EV metals contracts were “definitely something that we are looking at” as the bourse continues to assesses the market, according to Cheong Jin Yu, director of commodities at the SGX, without providing details on any timetable or specific materials.
“We hear requests from investors about that every day,” Cheong said in an interview. “But we also have to consider the role we can play in the context of what battery metals contracts are available in the market, where we sit and what we can bring to the table.”
Green stimulus measures worldwide have been accelerating the adoption of EVs, leading to booming demand for raw materials including lithium, cobalt, copper and nickel. Commodities key to the clean-energy transition also are getting an added boost from the global recovery in industry.

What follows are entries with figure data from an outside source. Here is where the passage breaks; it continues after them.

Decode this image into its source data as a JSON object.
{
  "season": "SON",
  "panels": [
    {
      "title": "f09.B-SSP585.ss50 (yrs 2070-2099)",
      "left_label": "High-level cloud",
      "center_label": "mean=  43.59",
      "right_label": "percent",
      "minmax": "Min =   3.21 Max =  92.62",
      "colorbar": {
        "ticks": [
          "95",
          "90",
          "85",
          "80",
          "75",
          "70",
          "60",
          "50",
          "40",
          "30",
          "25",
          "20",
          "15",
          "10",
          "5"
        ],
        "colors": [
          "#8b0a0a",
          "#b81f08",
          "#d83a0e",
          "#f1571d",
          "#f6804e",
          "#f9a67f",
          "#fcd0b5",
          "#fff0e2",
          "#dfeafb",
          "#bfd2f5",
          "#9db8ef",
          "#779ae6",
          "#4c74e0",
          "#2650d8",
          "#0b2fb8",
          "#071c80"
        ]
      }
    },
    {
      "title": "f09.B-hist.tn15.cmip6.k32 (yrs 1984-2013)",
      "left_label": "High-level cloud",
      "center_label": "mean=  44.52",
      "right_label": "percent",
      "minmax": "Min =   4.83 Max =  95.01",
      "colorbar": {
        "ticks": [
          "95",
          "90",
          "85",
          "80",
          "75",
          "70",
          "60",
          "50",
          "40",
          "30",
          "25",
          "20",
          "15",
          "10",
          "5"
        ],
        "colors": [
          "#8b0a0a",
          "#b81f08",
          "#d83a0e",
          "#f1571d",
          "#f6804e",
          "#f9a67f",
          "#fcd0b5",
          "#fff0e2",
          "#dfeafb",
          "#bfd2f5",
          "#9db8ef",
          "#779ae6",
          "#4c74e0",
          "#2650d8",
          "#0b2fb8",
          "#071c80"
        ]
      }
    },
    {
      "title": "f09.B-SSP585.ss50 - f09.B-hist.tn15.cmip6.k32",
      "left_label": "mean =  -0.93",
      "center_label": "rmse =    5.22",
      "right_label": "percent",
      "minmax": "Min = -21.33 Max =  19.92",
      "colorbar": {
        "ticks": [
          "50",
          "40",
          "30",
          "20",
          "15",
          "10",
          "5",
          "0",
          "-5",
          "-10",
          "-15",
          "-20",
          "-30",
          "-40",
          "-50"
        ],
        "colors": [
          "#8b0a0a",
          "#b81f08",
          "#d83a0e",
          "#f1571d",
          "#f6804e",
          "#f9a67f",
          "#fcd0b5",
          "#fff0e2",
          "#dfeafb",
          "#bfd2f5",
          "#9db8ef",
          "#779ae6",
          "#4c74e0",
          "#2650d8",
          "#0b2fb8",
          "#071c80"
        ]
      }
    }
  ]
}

Lithium prices have rebounded after a three-year slump and copper has rallied to a record high. The London Metal Exchange has delayed the start date for cash-settled futures for lithium hydroxide to July, while trading volume on cobalt remains among the thinest of contracts on the bourse.
“For us, it is not about how fast we can launch the contracts, but how could we introduce contracts that would serve the market well and really make a difference,” said Cheong. “Battery metals is also a very, very diverse complex. It’s not just one metal.”
The Singapore Exchange, which is the world’s biggest clearer of iron ore derivatives, is also planning to launch steel rebar futures, while specific contract details haven’t yet been publicly announced.